Radar tomography of asteroid deep interior. JuRa / HERA to Didymos and the Radars to Apophis: status of the instruments

Our knowledge of the internal structure of asteroids relies entirely on inferences from remote sensing observations of the surface and theoretical modeling. Many fundamental questions are still unresolved. Is the body a monolithic piece of rock or a rubble-pile, and how high is the porosity? What is the typical size distribution of the constituent blocks? Are these blocks homogeneous or heterogeneous? Direct measurements of an asteroid’s deep interior structure are needed to better understand asteroid accretion and their dynamic evolution. The characterization of the asteroids’ internal structure is crucial for science, planetary defense and exploration.

In orbit sounding Radars are the most mature instruments capable of achieving the objective of characterizing the internal structure and heterogeneity, both for the benefit of science as well as for planetary defense or exploration. It is the goal of JuRa on cruise to probe Didymos binary system in 2027 and aim of two instruments under development for the ESA Ramses Mission and the Caltech Mission is to study the deep interior of Apophis in 2029.

 

JuRa

JuRa, the Juventas radar, onboard the ESA HERA mission, is a monostatic radar, BPSK coded and inherited from CONSERT/Rosetta. The center frequency of 60 MHz provides the capability to probe the internal structure to a depth of 100 meters or more, with a limited vertical resolution of about 20 m. Multipass processing makes it possible to create a 3D tomographic image of the interior. HERA was launched in October 2024 to deeply investigate the Didymos binary system and in particular its moonlet Dimorphos, five years after the DART/NASA impact. On the ESA mission HERA, the Juventas 6U CubeSat is carrying the Juventas Radar (JuRa).

JuRa maps the backscatter coefficient (sigma zero - σ0) of the surface and of the subsurface, which quantifies the returned power per unit surface or volume. It is related to the degree of heterogeneity on the wavelength scale and to the dielectric contrast of heterogeneities, giving access to both, the sub-meter texture of the constituent material and larger scale structures.

The main objective of JuRA is to characterize the asteroid interior, to identify internal geological structure such as layers, voids and sub-aggregates, to bring out the aggregate structure and to characterize its constituent blocks in terms of size distribution from sub-metric to global scale.

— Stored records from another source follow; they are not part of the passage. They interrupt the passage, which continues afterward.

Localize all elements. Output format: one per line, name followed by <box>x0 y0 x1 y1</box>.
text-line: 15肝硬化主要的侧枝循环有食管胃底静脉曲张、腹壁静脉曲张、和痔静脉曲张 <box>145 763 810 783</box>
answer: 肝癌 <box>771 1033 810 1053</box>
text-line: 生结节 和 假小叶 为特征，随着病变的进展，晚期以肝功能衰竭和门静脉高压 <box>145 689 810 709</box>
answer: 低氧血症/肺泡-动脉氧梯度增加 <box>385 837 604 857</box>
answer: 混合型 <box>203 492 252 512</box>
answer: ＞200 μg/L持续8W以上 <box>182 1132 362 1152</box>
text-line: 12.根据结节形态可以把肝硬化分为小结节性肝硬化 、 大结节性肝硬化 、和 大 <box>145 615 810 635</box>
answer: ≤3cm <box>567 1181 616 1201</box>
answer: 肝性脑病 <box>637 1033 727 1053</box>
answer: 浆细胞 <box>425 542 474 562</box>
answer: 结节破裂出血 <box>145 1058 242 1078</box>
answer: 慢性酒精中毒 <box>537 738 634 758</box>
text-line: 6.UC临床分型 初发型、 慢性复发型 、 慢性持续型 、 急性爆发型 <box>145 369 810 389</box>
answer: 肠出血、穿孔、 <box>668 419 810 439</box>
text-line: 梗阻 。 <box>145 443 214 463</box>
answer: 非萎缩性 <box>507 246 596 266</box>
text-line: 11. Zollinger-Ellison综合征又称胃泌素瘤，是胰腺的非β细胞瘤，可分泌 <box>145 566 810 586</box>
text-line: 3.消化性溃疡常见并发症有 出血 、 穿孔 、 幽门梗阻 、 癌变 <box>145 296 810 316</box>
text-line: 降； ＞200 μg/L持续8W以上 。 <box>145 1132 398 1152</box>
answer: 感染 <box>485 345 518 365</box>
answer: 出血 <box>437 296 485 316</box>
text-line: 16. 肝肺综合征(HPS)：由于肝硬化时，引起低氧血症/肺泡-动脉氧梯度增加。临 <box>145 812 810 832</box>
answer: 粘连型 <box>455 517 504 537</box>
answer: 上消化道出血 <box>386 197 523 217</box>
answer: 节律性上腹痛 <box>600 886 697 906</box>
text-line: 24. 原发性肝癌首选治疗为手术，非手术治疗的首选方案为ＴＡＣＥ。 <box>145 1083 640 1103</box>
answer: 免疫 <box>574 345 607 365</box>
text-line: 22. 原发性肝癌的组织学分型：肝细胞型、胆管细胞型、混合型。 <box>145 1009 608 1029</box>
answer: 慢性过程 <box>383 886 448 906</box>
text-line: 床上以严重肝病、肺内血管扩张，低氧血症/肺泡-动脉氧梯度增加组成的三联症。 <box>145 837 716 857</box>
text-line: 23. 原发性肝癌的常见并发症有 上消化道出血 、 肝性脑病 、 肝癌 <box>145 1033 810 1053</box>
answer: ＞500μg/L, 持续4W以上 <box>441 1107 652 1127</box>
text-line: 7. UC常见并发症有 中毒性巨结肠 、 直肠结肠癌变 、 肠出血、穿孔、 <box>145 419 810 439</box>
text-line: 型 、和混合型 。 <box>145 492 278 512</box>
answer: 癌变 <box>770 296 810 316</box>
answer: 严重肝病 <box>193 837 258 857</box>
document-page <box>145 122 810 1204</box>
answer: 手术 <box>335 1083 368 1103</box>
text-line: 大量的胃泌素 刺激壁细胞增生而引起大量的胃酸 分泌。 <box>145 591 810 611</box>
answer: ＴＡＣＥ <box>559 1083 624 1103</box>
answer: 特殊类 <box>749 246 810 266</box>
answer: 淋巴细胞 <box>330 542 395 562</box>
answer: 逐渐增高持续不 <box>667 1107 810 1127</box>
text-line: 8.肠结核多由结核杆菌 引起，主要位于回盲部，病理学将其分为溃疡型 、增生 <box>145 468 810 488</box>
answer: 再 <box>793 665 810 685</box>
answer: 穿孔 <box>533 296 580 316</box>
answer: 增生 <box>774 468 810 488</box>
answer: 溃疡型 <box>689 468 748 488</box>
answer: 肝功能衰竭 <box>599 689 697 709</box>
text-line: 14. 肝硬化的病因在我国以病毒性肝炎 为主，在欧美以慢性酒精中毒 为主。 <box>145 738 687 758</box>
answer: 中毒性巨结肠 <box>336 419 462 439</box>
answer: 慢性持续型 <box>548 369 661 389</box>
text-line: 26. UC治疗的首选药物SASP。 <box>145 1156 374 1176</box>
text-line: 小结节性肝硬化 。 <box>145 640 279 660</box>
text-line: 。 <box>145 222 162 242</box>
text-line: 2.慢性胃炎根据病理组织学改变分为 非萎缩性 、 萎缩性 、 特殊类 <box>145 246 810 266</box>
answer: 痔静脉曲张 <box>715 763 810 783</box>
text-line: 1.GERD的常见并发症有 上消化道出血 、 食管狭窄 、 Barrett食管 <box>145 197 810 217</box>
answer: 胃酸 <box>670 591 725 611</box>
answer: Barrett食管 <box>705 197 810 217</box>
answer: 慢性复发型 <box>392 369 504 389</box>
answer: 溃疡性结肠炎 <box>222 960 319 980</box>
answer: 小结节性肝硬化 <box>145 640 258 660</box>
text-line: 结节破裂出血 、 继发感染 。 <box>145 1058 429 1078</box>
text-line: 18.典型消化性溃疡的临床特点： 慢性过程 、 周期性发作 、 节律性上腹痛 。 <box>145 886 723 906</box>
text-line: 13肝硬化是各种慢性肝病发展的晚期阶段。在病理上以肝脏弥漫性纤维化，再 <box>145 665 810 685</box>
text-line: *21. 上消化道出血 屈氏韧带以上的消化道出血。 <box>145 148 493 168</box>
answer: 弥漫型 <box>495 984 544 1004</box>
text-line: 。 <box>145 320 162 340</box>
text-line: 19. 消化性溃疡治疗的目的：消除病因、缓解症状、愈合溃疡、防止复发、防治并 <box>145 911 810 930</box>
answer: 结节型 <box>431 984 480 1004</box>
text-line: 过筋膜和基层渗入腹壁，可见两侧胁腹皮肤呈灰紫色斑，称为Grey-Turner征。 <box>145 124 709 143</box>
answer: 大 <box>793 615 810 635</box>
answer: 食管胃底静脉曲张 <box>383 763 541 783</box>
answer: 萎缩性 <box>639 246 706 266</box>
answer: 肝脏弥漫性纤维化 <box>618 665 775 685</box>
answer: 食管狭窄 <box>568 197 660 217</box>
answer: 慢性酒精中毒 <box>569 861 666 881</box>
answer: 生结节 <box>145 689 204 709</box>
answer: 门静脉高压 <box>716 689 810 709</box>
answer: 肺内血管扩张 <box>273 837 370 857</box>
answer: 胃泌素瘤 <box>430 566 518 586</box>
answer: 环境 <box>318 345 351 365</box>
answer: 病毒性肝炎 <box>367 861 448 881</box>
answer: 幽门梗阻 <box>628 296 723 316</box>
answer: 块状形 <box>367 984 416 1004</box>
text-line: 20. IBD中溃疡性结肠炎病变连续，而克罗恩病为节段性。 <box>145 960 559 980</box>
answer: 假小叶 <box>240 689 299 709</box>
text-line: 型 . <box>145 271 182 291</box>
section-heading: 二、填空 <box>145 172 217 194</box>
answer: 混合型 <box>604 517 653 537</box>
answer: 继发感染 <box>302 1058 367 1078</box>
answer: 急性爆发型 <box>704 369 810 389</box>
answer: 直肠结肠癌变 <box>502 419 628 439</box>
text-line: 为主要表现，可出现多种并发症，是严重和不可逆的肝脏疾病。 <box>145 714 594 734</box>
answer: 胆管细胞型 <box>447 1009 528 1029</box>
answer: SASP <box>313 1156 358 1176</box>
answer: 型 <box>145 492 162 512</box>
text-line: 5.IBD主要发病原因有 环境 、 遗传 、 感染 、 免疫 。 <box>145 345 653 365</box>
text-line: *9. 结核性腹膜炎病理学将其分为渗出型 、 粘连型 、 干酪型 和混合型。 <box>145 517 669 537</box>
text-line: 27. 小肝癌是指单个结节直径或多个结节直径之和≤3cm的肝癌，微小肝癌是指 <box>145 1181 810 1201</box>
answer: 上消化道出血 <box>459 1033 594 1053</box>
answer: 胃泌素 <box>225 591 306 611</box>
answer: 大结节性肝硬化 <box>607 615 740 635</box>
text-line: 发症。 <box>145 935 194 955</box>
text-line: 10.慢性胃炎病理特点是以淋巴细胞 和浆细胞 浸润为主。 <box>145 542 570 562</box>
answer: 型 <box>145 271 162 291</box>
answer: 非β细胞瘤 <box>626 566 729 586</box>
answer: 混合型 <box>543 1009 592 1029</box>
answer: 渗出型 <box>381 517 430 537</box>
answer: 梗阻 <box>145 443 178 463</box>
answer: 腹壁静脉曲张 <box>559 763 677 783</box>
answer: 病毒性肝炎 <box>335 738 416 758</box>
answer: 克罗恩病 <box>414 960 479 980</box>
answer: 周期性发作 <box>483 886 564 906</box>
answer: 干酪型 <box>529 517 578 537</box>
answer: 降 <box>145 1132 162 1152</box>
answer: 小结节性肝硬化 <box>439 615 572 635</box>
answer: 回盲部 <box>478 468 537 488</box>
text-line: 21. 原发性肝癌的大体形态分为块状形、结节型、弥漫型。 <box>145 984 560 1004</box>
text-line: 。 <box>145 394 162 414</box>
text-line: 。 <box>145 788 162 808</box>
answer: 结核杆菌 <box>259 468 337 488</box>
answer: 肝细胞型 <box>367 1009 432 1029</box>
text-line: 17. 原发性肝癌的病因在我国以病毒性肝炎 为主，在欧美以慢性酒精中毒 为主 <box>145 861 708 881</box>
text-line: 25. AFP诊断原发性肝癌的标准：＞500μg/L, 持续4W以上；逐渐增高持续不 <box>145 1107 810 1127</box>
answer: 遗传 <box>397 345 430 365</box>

The second objective is to estimate the average permittivity and to monitor its spatial variation in order to obtain information on its composition and porosity. The characterization of the constitutive material and its spatial organization both on the main and on the moon will help to better model the formation and stability conditions of the binary system and the response of Dimorphos to the DART impact.

 

Radar to Apophis

Knowledge of the internal structure of Apophis is crucial to better understand its accretion and dynamical evolution, to better study its stability conditions, and to model its response to the gravitational constraints imposed by its approach to induced by Earth close approach.

For the RAMSES mission, the radar is operating in monostatic mode on one of the CubeSats and deeply inheriting from JuRa on Juventas/Hera, with minor modification. The radar is currently under development and under responsibility of Tyvak International, prime contractor for the CubeSat development. For the electronics (1U, 1kg), minor optimizations are proposed based on the experience from JuRa (mainly thermal optimization, adjustment of the network position and software modifications). The interfaces are revised depending on the carrying platform inheriting from Hera/Milani. For the antenna, a crossed dipole is proposed, as for JuRa on Juventas, providing measurements in full polarization. The cross dipole is consisting of 4 booms of 65g each. An optimization of the boom length and matching network will be required depending on the platform, on the antenna accommodation and on the solar array geometry.

The Caltech Mission to Apophis is under study by Caltech and JPL. For his mission, the radar is a customized version of JuRa, operating in bistatic mode: the two satellites are maintained opposite from each other around Apophis, using semi-autonomous navigation based on optical cameras. Electronics on the two platforms measure the signal transmitted throughout Apophis, like done for CONSERT on Rosetta/ESA. Using the synchronization provided by the Inter Satellite Link (ISL), the radar provides an absolute measurement of the propagation delay between the platforms through the asteroid. This provides a direct measurement of the dielectric permittivity, which is related to composition and microporosity of the inner structure of Apophis. Partial coverage will provide slices of the body with an average characterization and its spatial variability to characterize large scale structures. Dense coverage will provide a larger diversity of observation angles, the bistatic mode will then allow a complete 3D tomography to recover the permittivity contrast throughout the volume.

In addition to modifications depending on the new platform and the antenna accommodation and the adjustments based on JuRa lesson learned, the implementation of the bistatic mode requires a deeper revisit of the software and firmware to preserve synchronization of the two electronics, while the ISL is ensuring the control of the timing and the frequency.

In this talk we will present the instruments, their status, performances and goals as well as the science objectives in the context of the different targets.